He applied tariffs; whether they are legal or not is still in question. Several courts have ruled otherwise. But it's not a slam dunk either way. I'm fairly sure that provision has been used for tariffs before, but even if that is in itself legal (and the appropriate Court of Appeals has said not), at least some of Trump's are different in relevant ways.

I'd say he definitely did do an export tax. Telling Nvidia they could only do their exports if they paid the government 15% is an export tax. It's often said that the power to tax is the power to destroy; Trump is reversing that here by using the power to destroy in order to tax (which is a lot of what governments do). This would be likely be legal, except for the Constitutional prohibition on export taxes. However, it's unlikely to get to court for (ordinary, not Trump-special) procedural reasons (no one who objects has standing -- 15% is perfectly acceptable to both Nvidia and China).
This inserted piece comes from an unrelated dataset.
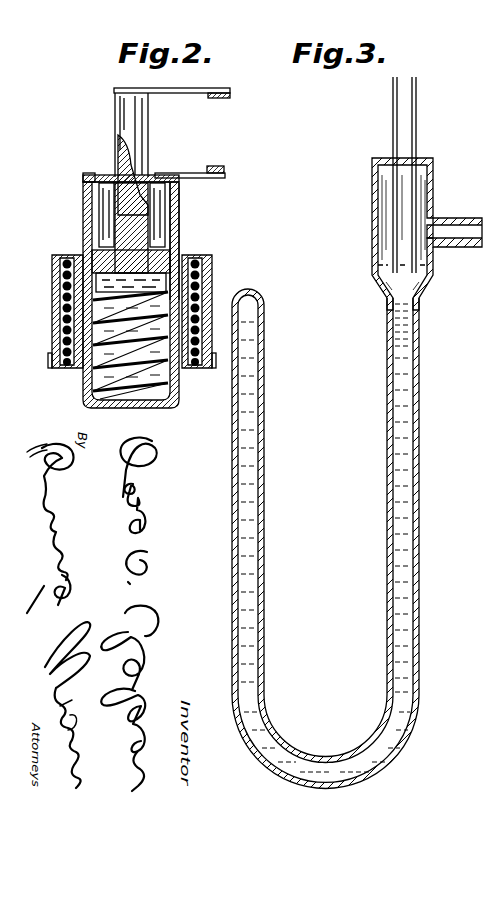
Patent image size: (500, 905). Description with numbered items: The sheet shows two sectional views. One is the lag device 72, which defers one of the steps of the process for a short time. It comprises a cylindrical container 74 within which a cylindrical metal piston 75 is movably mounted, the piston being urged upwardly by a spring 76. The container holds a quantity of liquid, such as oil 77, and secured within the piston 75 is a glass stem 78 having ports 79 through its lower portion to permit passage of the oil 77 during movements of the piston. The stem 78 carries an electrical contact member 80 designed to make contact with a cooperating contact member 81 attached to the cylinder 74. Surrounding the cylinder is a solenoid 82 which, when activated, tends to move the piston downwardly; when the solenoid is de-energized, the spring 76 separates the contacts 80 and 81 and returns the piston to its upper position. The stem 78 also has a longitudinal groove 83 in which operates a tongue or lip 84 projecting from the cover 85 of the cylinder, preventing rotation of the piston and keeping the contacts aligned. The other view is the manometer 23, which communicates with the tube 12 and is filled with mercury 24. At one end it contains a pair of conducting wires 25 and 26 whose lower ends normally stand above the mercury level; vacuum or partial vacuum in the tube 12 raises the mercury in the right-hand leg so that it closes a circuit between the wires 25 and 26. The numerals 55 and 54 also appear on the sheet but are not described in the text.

He's doing approximately the same thing with the H-1B fee, only there there's no constitutional question and some people do have standing. I think that SHOULD get struck down under the major questions doctrine or a similar argument, but that's going through the courts as normal. There is a Congress-built structure to admit or refuse aliens, and Trump is using an "emergency out" clause to build his own regulatory and fee structure on top, out of whole cloth. Seems like exactly the sort of thing "major questions" should cover.